When you start in a new sales role and begin to approach prospects you will quickly learn they don’t seem that interested and are indifferent. Nobody cares and you don’t seem to matter even though your new employer has break-through technology and products and is disrupting whole industries.
Most of us have been brought up in either a features-based, benefits-based or value proposition school of selling e.g. the customer will get X, if they do Y i.e. buy from us. It’s a very logical, causal sequence you follow to persuade people to give you business. But out in the real world of prospecting we need better tools to handle the very tough conditions such as these.
- I hear you, so what?
- So you’re better, but how will I be better?
- What is it I cannot achieve without you?

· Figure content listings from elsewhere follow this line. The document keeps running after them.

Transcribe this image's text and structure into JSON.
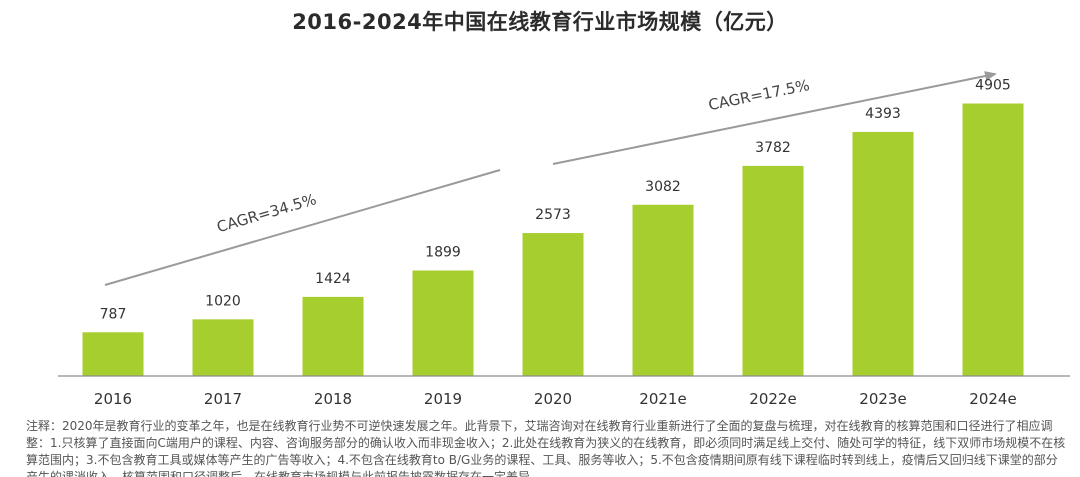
{
  "colors": {
    "bar": "#a6ce2e",
    "axis": "#8c8c8c",
    "label": "#333333",
    "arrow": "#9a9a9a"
  },
  "chart_data": {
    "type": "bar",
    "title": "2016-2024年中国在线教育行业市场规模（亿元）",
    "categories": [
      "2016",
      "2017",
      "2018",
      "2019",
      "2020",
      "2021e",
      "2022e",
      "2023e",
      "2024e"
    ],
    "series": [
      {
        "values": [
          787,
          1020,
          1424,
          1899,
          2573,
          3082,
          3782,
          4393,
          4905
        ]
      }
    ],
    "data_labels": [
      "787",
      "1020",
      "1424",
      "1899",
      "2573",
      "3082",
      "3782",
      "4393",
      "4905"
    ],
    "ylim": [
      0,
      5400
    ],
    "grid": false,
    "annotations": [
      {
        "text": "CAGR=34.5%",
        "from": "2016",
        "to": "2020"
      },
      {
        "text": "CAGR=17.5%",
        "from": "2020",
        "to": "2024e"
      }
    ]
  },
  "note": "注释：2020年是教育行业的变革之年，也是在线教育行业势不可逆快速发展之年。此背景下，艾瑞咨询对在线教育行业重新进行了全面的复盘与梳理，对在线教育的核算范围和口径进行了相应调整：1.只核算了直接面向C端用户的课程、内容、咨询服务部分的确认收入而非现金收入；2.此处在线教育为狭义的在线教育，即必须同时满足线上交付、随处可学的特征，线下双师市场规模不在核算范围内；3.不包含教育工具或媒体等产生的广告等收入；4.不包含在线教育to B/G业务的课程、工具、服务等收入；5.不包含疫情期间原有线下课程临时转到线上，疫情后又回归线下课堂的部分产生的课消收入。核算范围和口径调整后，在线教育市场规模与此前报告披露数据存在一定差异。"
}
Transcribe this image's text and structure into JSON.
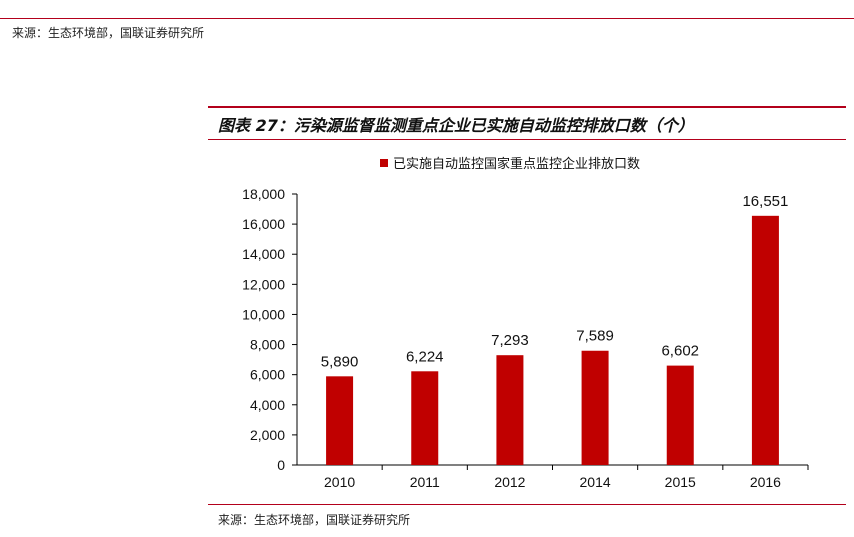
{
  "header": {
    "source": "来源：生态环境部，国联证券研究所"
  },
  "figure": {
    "title": "图表 27：污染源监督监测重点企业已实施自动监控排放口数（个）",
    "source": "来源：生态环境部，国联证券研究所"
  },
  "chart_data": {
    "type": "bar",
    "categories": [
      "2010",
      "2011",
      "2012",
      "2014",
      "2015",
      "2016"
    ],
    "series": [
      {
        "name": "已实施自动监控国家重点监控企业排放口数",
        "values": [
          5890,
          6224,
          7293,
          7589,
          6602,
          16551
        ],
        "data_labels": [
          "5,890",
          "6,224",
          "7,293",
          "7,589",
          "6,602",
          "16,551"
        ]
      }
    ],
    "ylim": [
      0,
      18000
    ],
    "yticks": [
      "0",
      "2,000",
      "4,000",
      "6,000",
      "8,000",
      "10,000",
      "12,000",
      "14,000",
      "16,000",
      "18,000"
    ],
    "legend_position": "top",
    "grid": false,
    "colors": {
      "bar": "#c00000",
      "rule": "#b3001b"
    }
  }
}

Handling these reactions (especially on a telephone) defeats even the “best” salespeople. It means doing things that traditional sales training would tell you not to do, such as:
1 You need clarity in your communications, clarity you only get through developing language that is closer to soundbite than prose. Prospects remember what they heard, not what you said.
2 You need to make a big claim up front. Not a big lie, but a big claim. Otherwise, heads won’t turn and you will not get the attention you need. Think about it, people don’t change unless you can promise a better future or result.
3 Early in the sales process – the first conversations – customers cannot process benefits or product features or detailed information. They are more likely to pay attention to how they can avoid failure and not repeat past mistakes.
The biggest challenge in a sales role is getting the prospect’s attention. After that you only have to deal with good problems, which we call sales or selling. You can learn how to sell, but you cannot sell until you can get the attention of strangers, without turning to half truths and untruths.